Sirens

by | Oct 10, 2022

By Darby Turnbull

 SIRENS begins with a guttural gasp for breath filled with what could be terror, ecstasy or any combination thereof. Benjamin Nichols and his collaborator Izabella Yena with producer Julian Dibley-Hall follow last year’s stunning kerosene with another visceral monologue of emotional isolation, the elation in connection and the barriers and schisms that will sever that connection.

Like kerosene before it, Nichols and Yena show finite insight into the terrible toxicity of loneliness and the hazardous effects it has on physical and emotional safety.

Eden (Benjamin Nichols) is a disaffected 22-year-old in a rural seaside town, working as a cleaner and living with an alcoholic father and chronically ill yet controlling mother interspersed nonplussed Grindr hook-ups and a low buzz of drugs, his only real outlet is when he sings but his platform is limited to his local church. At the beginning of the performance Nichols excels at showing the well-practiced detachment behind the cocky bravado; this is a kid who hasn’t experienced fulfilling connections and is going through the motions of for lack of options or opportunity and convinced himself it’s right.

Eden if you only had a few interactions with him could be written off as an odiously obnoxious waste of your time. He’s curated a personality who’s easily dismissible and Nichols throws himself the raw, messy, ugly sides of his character. Until Eden meets David a former resident of the town who left to live in a metropolis as a drag queen and only returned to watch his father, Eden’s former teacher die. David is cultured, urbane, charming and deeply wounded by decades of social homophobia that Eden has internalised but takes for granted. For the first time Eden feels the intoxication of infatuation and sees David as his way out of the rut he didn’t know he yearned to get out of.

In a year that seems to be especially celebrating solo performances Prima Facie in London via a popular NT live transmission and The Picture of Dorian Grey which enjoyed a six week sold out season based on the rock star verisimilitude of Eryn Jean Norvill; I saw it with Nikki Shiels who’ll get her own solo show with MTC’s Boys and Girls, SIRENS is another opportunity to see a uniquely skilled performer transfix you with their embodiment of their craft. Unlike the above performances this is on a tiny, bare stage with some simple but profoundly effective LED lighting (Harrie Hogan, works wonders in that space at evoking diminishing and elevating moods with a few elegant shifts). There’s nowhere to hide and the audience doesn’t have anything between us, and the full bodied, traumatising ugliness of what Nichols is embodying. The way he uses his body for example, arching and curving it like wire to portray both numbing, dull copulation and out of body, euphoric sex and then later decaying before our eyes as Eden’s scraps of self-worth dissipate, it looks like he could implode before us. Nichols is too intelligent a writer to let the text languish is trauma pornography though, interspersed with the pain is rueful, hard-won moments of grace and the catharsis when he lets his unpolished, but gloriously soulful singing voice explore different registers to soar.

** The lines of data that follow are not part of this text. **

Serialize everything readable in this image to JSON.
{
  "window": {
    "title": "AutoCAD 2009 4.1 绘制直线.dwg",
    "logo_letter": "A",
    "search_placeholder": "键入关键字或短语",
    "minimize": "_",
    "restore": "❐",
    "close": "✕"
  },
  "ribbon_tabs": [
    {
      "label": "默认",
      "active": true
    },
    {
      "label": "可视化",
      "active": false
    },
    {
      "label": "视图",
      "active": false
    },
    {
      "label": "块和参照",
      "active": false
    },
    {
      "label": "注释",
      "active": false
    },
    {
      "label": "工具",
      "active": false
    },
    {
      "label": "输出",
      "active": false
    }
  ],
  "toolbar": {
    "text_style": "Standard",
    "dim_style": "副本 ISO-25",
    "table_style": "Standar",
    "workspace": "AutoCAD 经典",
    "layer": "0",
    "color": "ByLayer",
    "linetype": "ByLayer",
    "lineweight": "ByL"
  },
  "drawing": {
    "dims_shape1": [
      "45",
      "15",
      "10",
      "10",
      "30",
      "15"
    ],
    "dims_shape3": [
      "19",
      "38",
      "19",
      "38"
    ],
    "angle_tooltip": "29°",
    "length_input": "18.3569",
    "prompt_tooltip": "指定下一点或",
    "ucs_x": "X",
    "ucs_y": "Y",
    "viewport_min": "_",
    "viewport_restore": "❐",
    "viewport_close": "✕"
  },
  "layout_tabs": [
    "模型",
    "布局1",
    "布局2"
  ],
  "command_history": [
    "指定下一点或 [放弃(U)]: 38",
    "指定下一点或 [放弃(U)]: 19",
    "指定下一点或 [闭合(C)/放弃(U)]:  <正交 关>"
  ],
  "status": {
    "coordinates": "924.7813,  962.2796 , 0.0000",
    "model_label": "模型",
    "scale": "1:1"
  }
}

He also has an uncanny knack for creating a whole ensemble of characters that make up Eden’s world with their own vocal tics; a vacuous colleague’s nasal tut, David’s rich, slightly patronising yet seductive baritone, a dementia patients terrified croak, Dad’s booze addled regretful sneers and perhaps best of all the terrifyingly prim mother who’s only barrier between a complete breakdown is domestic tyranny; what Nichols does with his eyes when portraying Eden’s mother will stay with me for a long time.

Director Liv Satchell’s work on this production must be akin to a psychotherapist or physiologist given the emotional and physical terrain she guides Nichol’s through. Her staging is cunningly insightful with microscopic attention to creating a physical and vocal arc for Eden.

Conor Ross also does a credible job at creating an atmospheric soundscape that elevates and informs the context of the performance without detracting from it.

Benjamin Nichols and Izabella Yena are rightfully asserting a place for themselves in the local theatre scene for their exciting and innovative theatre making; they are being recognised by critics and awards committees and this performance will undoubtedly stand out as being one of the highlights of this years Fringe festival.